A great feat of Scottish engineering is honoured, Bam does a lot of good work for charity, a US design practice prints a pavilion, and there’s the latest in a long line of hilarious building-shaped confectioneries

hansom for i pad

Vintage Scots

News reaches me of a Scottish engineering icon that has been aptly awarded an accolade typically reserved for structures such as the Eiffel Tower. The 150ft-tall, 106-year-old Titan Crane near Glasgow has been recognised as an “International Historic Civil and Mechanical Engineering Landmark” by the American Society of Civil Engineers. Other past recipients include the Sydney Harbour Bridge and Machu Picchu in Peru. The 800-tonne behemoth was constructed in 1907 at a cost of £24,600 and designed by one of my contemporaries, Adam Hunter (1869-1933). It now sports a viewing platform and local thrillseekers regularly bungee jump from the top. Pleasing to see our engineering heritage celebrated.

Bam hits the road

I doff my top hat to Bam this week, which has persuaded over 100 of its employees to take part in a nine-leg, 900-mile cycle trip round the UK in aid of Macmillan Cancer Support.

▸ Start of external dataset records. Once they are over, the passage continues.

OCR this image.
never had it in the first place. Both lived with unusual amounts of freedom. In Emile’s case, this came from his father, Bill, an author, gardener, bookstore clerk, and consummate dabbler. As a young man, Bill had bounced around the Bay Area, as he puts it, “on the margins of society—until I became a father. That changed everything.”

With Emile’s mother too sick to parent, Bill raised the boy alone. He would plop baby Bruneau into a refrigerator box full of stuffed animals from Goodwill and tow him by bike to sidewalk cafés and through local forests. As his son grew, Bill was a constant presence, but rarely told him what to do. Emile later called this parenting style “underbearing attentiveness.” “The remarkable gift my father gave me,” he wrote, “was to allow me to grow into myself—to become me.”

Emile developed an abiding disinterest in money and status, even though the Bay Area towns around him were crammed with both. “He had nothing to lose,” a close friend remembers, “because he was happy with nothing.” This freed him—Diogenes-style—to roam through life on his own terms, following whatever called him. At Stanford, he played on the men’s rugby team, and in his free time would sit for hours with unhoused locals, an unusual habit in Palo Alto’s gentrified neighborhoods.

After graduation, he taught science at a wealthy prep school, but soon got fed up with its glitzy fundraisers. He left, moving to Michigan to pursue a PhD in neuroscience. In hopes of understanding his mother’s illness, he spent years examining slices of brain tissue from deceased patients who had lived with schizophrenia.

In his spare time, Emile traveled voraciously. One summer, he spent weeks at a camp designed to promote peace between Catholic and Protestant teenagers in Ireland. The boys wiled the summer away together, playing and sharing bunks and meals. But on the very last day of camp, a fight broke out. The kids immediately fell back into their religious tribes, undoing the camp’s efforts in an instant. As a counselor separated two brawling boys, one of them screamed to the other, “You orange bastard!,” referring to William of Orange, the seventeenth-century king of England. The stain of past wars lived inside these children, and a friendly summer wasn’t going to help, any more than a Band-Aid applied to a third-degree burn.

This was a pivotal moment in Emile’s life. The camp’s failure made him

I can reassure clients worried that Bam’s workforce will be off site and in the saddle for over a week with news that several regional offices will be taking on the separate legs. Last year one Bam employee signed up who didn’t even own a bike at the time. Good to see a minor detail like that didn’t deter them. To sponsor a Bam cyclist, visit www.justgiving.com/company/bam.

Printer jam

This week, I feel I’ve had a glimpse into the future. US Architecture and design studio Smith | Allen, has built a 3D printed building. The pavilion took a total of two months and four days to print and build. The design duo Stephanie Smith and Bryan Allen said: “We are focused on creating site-responsive, large-scale works that investigate the relationship between nature and technology. We explore this dialectic through different lenses of man, machine, and environment.” Granted, it isn’t designed for human habitation, but I do feel the finished product is rather underwhelming. It doesn’t have a roof, its walls are full of holes and the component brick-size parts don’t seem a big step up from using, well, bricks. We’re still a way off from 3D-printed homes, I fear.

Hobbits or rabbits?

Last week saw the government publish its latest views on the minimum standards local authorities can require from housebuilders building in their areas. However, if you were to read the mainstream coverage of the issue over the years you might get a very odd idea about the kind of homes the UK’s housebuilders are producing. In 2010, London mayor Boris Johnson successfully pushed through minimum space standards in the capital following a campaign against “hobbit homes” in the city, as if overseas buyers were gobbling up reams of plush holes bored into the sides of hills. After last week’s announcement, the RIBA welcomed the possible end to “rabbit-hutch Britain”. The BBC’s coverage took this somewhat literally, saying the plans were designed to curb “rabbit hutch-style” homes, evoking the equally bizarre image of reams of wooden boxes lined with straw popping up on greenfield sites across the land. Only question remains: when will housebuilders start building homes for humans?

Taking the biscuit

Carlisle Castle

This column has tracked the unstoppable rise of confectionery construction for some time now. Building has been known to claim it started the trend with its 2010 Christmas special, which pitted developer Sellar’s chocolate Shard against Make Architects’ laser-cut gingerbread Cube, although I fear those pesky Bompas & Parr chaps might say they kicked things off in 2009 with their jelly St Paul’s cathedral. In more recent years, the Jubilee saw Arup build a giant cake replica of the Gherkin. Now we have a replica of Carlisle Castle, made of 5,000 custard creams, courtesy of The Sweet Dream Cake Company and English Heritage, built for the Carlisle Pageant this month.